The College Park City Council unanimously voted to approve purchasing a local swim club during a special session Tuesday night.
College Park Woods residents, including the neighborhood watch, civic association and local sports leagues, use the property's clubhouse as a meeting space, said Steven Mudd, an attorney for the swim club.
Purchasing the property allows the city to preserve it as a community meeting space in an area that doesn't have many other choices, said Scott Somers, the city manager.
Mudd said Mayor Patrick Wojahn and state Del. Joseline Peña-Melnyk (D-Anne Arundel and Prince George's) have said they wanted the swim club to remain a community space.
Acquiring the property and carrying out any necessary improvements will likely cost between $500,000 and $750,000, Somers said.
The city could purchase the property with state funds from Project Open Space, but would have to use its general fund to finance further improvements, he said.
After the swim club's membership declined in recent years, the pool board wasn't able to maintain the property. The clubhouse will need to become compliant with the Americans with Disabilities Act, and the city will need to improve the parking lot and demolish and decommission the pool, Somers said.
As the pool board's debts grew, it was at risk of declaring bankruptcy within six months if the property wasn't sold, Mudd said, adding that anybody could buy the club if that happened.
"There's a lot of concern in the community that someone is going to profit off of this," Mudd said.
The council voted to submit an offer to purchase the property last month, but the swim club's board of directors rejected it because they favored a different buyer's offer, which was later withdrawn.
The city and swim club entered into negotiations nearly two years ago, but an offer was only recently submitted because of uncertainty over who owned the property. The pool board offered to cover the closing costs so the purchase would be made quicker, Mudd added.
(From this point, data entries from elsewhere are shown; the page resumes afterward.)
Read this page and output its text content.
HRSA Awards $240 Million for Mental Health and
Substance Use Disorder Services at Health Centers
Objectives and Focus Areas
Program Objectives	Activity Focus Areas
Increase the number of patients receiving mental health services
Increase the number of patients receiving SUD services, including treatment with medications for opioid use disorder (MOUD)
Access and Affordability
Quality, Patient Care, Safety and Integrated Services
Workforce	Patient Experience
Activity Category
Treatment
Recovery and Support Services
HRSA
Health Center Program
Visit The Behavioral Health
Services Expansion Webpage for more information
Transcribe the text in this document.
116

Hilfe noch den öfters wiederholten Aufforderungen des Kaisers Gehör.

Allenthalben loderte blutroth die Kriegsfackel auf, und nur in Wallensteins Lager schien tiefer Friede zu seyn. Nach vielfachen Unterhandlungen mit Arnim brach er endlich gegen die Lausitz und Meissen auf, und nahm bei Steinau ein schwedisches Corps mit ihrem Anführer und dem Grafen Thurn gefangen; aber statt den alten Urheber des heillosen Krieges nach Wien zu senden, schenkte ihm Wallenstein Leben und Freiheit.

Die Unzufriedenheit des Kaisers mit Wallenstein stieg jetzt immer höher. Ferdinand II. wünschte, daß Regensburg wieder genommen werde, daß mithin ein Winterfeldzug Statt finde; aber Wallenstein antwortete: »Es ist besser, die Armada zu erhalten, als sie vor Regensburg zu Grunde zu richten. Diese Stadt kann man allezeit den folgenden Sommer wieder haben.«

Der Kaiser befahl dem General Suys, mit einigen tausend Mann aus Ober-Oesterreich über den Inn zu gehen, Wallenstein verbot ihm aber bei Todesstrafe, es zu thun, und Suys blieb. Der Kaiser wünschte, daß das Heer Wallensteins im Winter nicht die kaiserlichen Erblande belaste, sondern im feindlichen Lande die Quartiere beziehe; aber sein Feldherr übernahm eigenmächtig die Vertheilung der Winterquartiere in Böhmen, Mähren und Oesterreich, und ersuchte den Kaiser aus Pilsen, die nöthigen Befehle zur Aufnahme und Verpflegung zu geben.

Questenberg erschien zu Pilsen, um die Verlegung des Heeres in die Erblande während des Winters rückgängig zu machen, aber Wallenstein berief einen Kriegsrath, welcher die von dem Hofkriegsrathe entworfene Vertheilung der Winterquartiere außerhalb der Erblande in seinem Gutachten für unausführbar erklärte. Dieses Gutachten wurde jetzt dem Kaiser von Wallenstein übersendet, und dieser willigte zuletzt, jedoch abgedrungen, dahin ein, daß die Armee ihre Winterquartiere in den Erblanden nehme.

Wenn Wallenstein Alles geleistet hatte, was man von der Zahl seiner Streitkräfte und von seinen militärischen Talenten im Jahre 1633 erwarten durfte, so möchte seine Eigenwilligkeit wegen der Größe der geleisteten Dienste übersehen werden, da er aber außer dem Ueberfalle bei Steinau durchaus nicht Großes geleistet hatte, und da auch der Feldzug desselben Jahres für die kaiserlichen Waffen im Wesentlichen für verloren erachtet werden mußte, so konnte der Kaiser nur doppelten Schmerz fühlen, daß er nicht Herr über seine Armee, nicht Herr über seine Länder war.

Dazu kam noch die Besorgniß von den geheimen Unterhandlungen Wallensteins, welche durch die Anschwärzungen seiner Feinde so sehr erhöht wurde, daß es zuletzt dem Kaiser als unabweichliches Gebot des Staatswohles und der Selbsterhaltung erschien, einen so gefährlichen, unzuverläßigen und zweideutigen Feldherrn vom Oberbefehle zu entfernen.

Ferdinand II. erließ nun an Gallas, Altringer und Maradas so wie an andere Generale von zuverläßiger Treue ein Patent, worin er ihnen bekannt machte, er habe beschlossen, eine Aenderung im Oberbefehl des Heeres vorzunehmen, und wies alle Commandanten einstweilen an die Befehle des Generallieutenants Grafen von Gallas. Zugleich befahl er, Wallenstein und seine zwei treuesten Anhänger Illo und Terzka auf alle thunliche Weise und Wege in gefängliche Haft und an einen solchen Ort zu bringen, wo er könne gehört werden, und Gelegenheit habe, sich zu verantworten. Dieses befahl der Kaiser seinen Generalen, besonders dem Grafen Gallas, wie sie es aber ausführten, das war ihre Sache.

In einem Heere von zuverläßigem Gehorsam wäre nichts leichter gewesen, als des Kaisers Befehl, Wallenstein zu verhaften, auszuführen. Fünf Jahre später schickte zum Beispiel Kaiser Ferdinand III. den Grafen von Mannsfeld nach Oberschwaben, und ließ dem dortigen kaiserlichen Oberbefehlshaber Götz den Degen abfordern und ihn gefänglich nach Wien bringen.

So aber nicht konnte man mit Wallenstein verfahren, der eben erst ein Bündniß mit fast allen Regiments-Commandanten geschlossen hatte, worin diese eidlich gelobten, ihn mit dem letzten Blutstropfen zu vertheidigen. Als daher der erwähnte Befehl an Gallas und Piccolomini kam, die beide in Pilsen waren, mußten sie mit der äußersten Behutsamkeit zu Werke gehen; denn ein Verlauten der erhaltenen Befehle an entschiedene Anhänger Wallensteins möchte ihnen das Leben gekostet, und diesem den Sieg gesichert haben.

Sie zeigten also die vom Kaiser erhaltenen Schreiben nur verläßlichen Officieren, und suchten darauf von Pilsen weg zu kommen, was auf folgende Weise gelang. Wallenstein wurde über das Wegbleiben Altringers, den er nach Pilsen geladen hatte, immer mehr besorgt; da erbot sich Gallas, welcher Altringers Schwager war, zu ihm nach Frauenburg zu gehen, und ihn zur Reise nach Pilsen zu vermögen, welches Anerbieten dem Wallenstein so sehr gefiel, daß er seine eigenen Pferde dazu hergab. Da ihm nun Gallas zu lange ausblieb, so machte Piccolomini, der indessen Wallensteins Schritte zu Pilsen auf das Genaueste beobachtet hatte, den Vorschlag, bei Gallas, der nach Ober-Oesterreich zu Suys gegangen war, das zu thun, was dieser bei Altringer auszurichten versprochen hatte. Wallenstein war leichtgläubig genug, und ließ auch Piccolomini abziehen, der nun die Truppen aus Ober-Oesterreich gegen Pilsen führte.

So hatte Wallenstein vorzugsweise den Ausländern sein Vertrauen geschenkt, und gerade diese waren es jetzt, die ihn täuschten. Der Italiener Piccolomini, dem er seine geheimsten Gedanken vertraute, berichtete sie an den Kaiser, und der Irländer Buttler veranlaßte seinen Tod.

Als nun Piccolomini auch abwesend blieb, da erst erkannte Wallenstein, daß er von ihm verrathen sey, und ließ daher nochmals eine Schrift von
The contract of sale the city approved Tuesday night is an amended version of the one submitted in September.
It now includes a $10,000 nonrefundable deposit to the swim club, city attorney Suellen Ferguson said. The swim club will use this deposit to pay for a survey of the property, as well as its property real estate tax bill to avoid foreclosure, Mudd said.
It also reduces the due diligence period — the period in which the city surveys the land and performs environmental studies — from 45 to 30 days, and it starts the period Friday, rather than whenever the county circuit court approves the sale, Mudd said.
"About a year and a half, almost two years ago, when I was running for office … I brought up this very issue," District 4 Councilwoman Mary Cook said. "I said we could make this happen, and we did make this happen."
The council will vote on an ordinance to approve the property for public use on Oct. 24.
CORRECTION: Due to a reporting error, a previous version of this story incorrectly stated that the approved contract of sale includes a $100,000 nonrefundable deposit to the swim club. The contract includes a $10,000 nonrefundable deposit. This story has been updated.